Insgesamt bearbeitet der MAD aktuell 450 Verdachtsfälle möglicherweise rechtsextremer Soldaten. Laut einer Antwort auf eine Kleine Anfrage der Grünen-Fraktion im Bundestag sind darunter auch viele Verdachtsfälle von mutmaßlichen Mitgliedern der sogenannten Reichsbürger oder Anhänger der Identitären Bewegung. Zusammen gibt es für beide Gruppen jeweils 64 Verdachtsfälle.

Die Reichsbürger zweifeln die Legitimität der Bundesrepublik grundsätzlich an, gerade deswegen wäre es besonders heikel, wenn Anhänger der Bewegung bei der Bundeswehr an Waffen ausgebildet werden.

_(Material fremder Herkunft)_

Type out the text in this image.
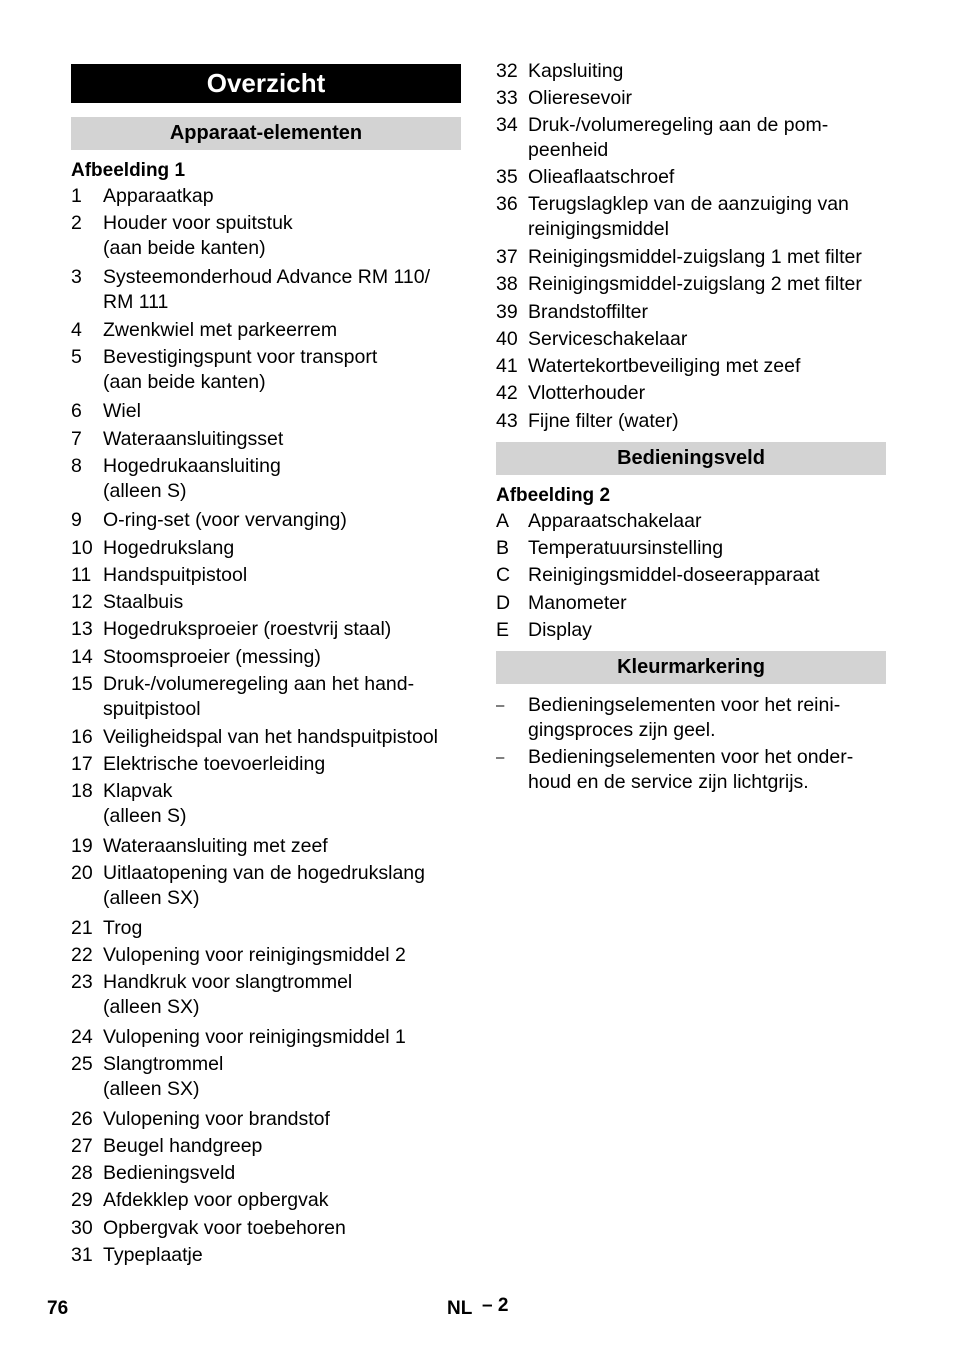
Overzicht
Apparaat-elementen
Afbeelding 1
1 Apparaatkap
2 Houder voor spuitstuk
(aan beide kanten)
3 Systeemonderhoud Advance RM 110/
RM 111
4 Zwenkwiel met parkeerrem
5 Bevestigingspunt voor transport
(aan beide kanten)
6 Wiel
7 Wateraansluitingsset
8 Hogedrukaansluiting
(alleen S)
9 O-ring-set (voor vervanging)
10 Hogedrukslang
11 Handspuitpistool
12 Staalbuis
13 Hogedruksproeier (roestvrij staal)
14 Stoomsproeier (messing)
15 Druk-/volumeregeling aan het hand-
spuitpistool
16 Veiligheidspal van het handspuitpistool
17 Elektrische toevoerleiding
18 Klapvak
(alleen S)
19 Wateraansluiting met zeef
20 Uitlaatopening van de hogedrukslang
(alleen SX)
21 Trog
22 Vulopening voor reinigingsmiddel 2
23 Handkruk voor slangtrommel
(alleen SX)
24 Vulopening voor reinigingsmiddel 1
25 Slangtrommel
(alleen SX)
26 Vulopening voor brandstof
27 Beugel handgreep
28 Bedieningsveld
29 Afdekklep voor opbergvak
30 Opbergvak voor toebehoren
31 Typeplaatje
32 Kapsluiting
33 Olieresevoir
34 Druk-/volumeregeling aan de pom-
peenheid
35 Olieaflaatschroef
36 Terugslagklep van de aanzuiging van
reinigingsmiddel
37 Reinigingsmiddel-zuigslang 1 met filter
38 Reinigingsmiddel-zuigslang 2 met filter
39 Brandstoffilter
40 Serviceschakelaar
41 Watertekortbeveiliging met zeef
42 Vlotterhouder
43 Fijne filter (water)
Bedieningsveld
Afbeelding 2
A Apparaatschakelaar
B Temperatuursinstelling
C Reinigingsmiddel-doseerapparaat
D Manometer
E Display
Kleurmarkering
– Bedieningselementen voor het reini-
gingsproces zijn geel.
– Bedieningselementen voor het onder-
houd en de service zijn lichtgrijs.
76	NL – 2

Zaghafte Informationspolitik

Auch dazu lieferte der MAD in der vertraulichen Sitzung neue Zahlen. Demnach schloss man in den letzten drei Jahren 35 Verdachtsfälle von Reichsbürgern in der Truppe ab, darunter sei kein eingestufter Extremist erkannt worden. In acht Fällen aber gewann der Dienst Erkenntnisse über radikale Einstellungen der Soldaten, zwei von ihnen wurden deswegen aus der Truppe entfernt.

Die Grünenabgeordnete Agnieszka Brugger kritisierte den MAD aber auch die Bundesregierung für ihre zaghafte Informationspolitik. "Rechtsextremismus hat keinen Platz in der Bundeswehr", sagte Brugger, "und wer so widerwillig Auskunft gibt, nimmt die rechte Gefahr nicht ernst genug".

Auch von der Linken gab es Kritik. "Das Problem des Rechtsextremismus in der Bundeswehr ist viel zu lange kleingeredet worden", sagt der Innenpolitiker André Hahn. "Der MAD hat immer nur von bedauerlichen Einzelfällen gesprochen, aber das Gefährdungspotenzial ist offenkundig viel größer."